On Tue, Oct 17, 2023 at 9:20 PM Michal Koutný <mkoutny@suse.com> wrote:
>
> On Tue, Oct 17, 2023 at 12:45:38PM +0000, Yafang Shao <laoar.shao@gmail.com> wrote:
> > Therefore, making it RCU-safe would be beneficial.
>
> Notice that whole cgroup_destroy_root() is actually an RCU callback (via
> css_free_rwork_fn()). So the list traversal under RCU should alreay be
> OK wrt its stability. Do you see a loophole in this argument?

css_free_rwork_fn() is designed for handling the cgroup's CSS. When
the RCU callback is executed, this specific CSS is not accessible to
other tasks. However, the cgroup root remains accessible to other
tasks. For instance, other tasks can still traverse the cgroup
root_list and access the cgroup root that is currently being
destroyed. Hence, we must take explicit measures to make access to the
cgroup root RCU-safe.

>
>
> >  /* iterate across the hierarchies */
> >  #define for_each_root(root)                                          \
> > -     list_for_each_entry((root), &cgroup_roots, root_list)
> > +     list_for_each_entry_rcu((root), &cgroup_roots, root_list,       \
> > +                             !lockdep_is_held(&cgroup_mutex))
>
> The extra condition should be constant false (regardless of
> cgroup_mutex). IOW, RCU read lock is always required.

IIUC, the RCU read lock is not required, while the cgroup_mutex is
required when we want to traverse the cgroup root_list, such as in the
case of cgroup_attach_task_all.

>
> > @@ -1386,13 +1386,15 @@ static inline struct cgroup *__cset_cgroup_from_root(struct css_set *cset,
> >               }
> >       }
> >
> > -     BUG_ON(!res_cgroup);
> > +     WARN_ON_ONCE(!res_cgroup && lockdep_is_held(&cgroup_mutex));
> >       return res_cgroup;
>
> Hm, this would benefit from a comment why !res_cgroup is conditionally
> acceptable.

The cgrp_cset_link is freed before we remove the cgroup root from the
root_list. Consequently, when accessing a cgroup root, the cset_link
may have already been freed, resulting in a NULL res_cgroup. However,
by holding the cgroup_mutex, we ensure that res_cgroup cannot be NULL.
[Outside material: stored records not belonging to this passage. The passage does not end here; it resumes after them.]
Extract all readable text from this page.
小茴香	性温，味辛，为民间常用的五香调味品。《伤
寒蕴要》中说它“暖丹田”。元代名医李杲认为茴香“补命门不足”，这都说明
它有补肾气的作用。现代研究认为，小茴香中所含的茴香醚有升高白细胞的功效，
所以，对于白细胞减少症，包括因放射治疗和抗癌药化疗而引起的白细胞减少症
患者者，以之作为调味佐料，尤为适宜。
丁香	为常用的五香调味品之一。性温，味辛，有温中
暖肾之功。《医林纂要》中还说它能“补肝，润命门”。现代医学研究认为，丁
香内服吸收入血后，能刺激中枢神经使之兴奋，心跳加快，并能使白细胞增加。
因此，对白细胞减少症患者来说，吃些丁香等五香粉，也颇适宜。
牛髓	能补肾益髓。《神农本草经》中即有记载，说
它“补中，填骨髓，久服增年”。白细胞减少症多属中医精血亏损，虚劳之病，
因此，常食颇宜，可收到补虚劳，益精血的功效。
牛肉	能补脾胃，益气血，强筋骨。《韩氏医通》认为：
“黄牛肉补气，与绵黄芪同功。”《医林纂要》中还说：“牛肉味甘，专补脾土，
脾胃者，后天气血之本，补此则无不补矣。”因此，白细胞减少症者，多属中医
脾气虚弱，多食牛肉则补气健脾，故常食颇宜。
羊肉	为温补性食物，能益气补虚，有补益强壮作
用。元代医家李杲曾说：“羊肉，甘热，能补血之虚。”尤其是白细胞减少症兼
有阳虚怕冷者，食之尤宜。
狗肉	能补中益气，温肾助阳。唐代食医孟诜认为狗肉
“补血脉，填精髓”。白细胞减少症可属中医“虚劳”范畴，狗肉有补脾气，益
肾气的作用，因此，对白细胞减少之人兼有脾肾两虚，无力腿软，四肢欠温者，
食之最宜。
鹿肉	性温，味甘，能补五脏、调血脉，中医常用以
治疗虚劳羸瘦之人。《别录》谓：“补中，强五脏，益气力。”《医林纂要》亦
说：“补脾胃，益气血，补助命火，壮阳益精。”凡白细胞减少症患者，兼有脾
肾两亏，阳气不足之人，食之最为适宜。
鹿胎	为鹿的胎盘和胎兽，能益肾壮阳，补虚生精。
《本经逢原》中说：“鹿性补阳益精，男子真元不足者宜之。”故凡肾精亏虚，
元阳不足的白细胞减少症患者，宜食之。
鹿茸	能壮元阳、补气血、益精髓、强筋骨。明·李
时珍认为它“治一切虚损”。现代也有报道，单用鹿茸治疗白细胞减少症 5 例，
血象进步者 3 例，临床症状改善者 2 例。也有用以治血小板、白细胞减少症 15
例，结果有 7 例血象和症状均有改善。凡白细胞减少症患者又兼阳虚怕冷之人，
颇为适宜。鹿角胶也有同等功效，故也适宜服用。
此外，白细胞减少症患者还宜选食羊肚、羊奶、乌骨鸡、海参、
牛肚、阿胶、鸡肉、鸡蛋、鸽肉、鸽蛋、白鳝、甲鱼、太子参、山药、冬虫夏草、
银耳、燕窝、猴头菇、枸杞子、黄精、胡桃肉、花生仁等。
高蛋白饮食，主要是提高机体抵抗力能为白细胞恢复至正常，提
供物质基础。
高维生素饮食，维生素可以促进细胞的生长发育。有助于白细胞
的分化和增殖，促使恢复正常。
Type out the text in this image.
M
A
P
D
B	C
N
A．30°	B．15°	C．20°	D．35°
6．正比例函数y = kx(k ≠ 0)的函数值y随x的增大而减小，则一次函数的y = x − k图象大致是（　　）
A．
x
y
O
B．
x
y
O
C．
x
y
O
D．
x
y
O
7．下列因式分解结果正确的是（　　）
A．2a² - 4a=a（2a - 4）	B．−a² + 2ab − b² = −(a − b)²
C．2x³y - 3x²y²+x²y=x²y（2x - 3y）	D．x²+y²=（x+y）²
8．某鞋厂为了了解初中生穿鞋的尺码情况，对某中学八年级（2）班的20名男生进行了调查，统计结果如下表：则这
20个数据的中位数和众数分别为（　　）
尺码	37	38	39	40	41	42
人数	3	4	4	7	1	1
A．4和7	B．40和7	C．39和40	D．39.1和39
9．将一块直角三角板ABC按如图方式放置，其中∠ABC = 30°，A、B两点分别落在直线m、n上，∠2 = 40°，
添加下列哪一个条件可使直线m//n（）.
Will add the comments in the next version.

>
> >  }
> >
> >  /*
> >   * look up cgroup associated with current task's cgroup namespace on the
> > - * specified hierarchy
> > + * specified hierarchy. Umount synchronization is ensured via VFS layer,
> > + * so we don't have to hold cgroup_mutex to prevent the root from being
> > + * destroyed.
>
> I tried the similar via explicit lockdep invocation (in a thread I
> linked to you previously) and VFS folks weren't ethusiastic about it.

Thanks for your information. will take a look at it.

>
> You cannot hide this synchronization assumption in a mere comment.

will think about how to address it.

--
Regards
Yafang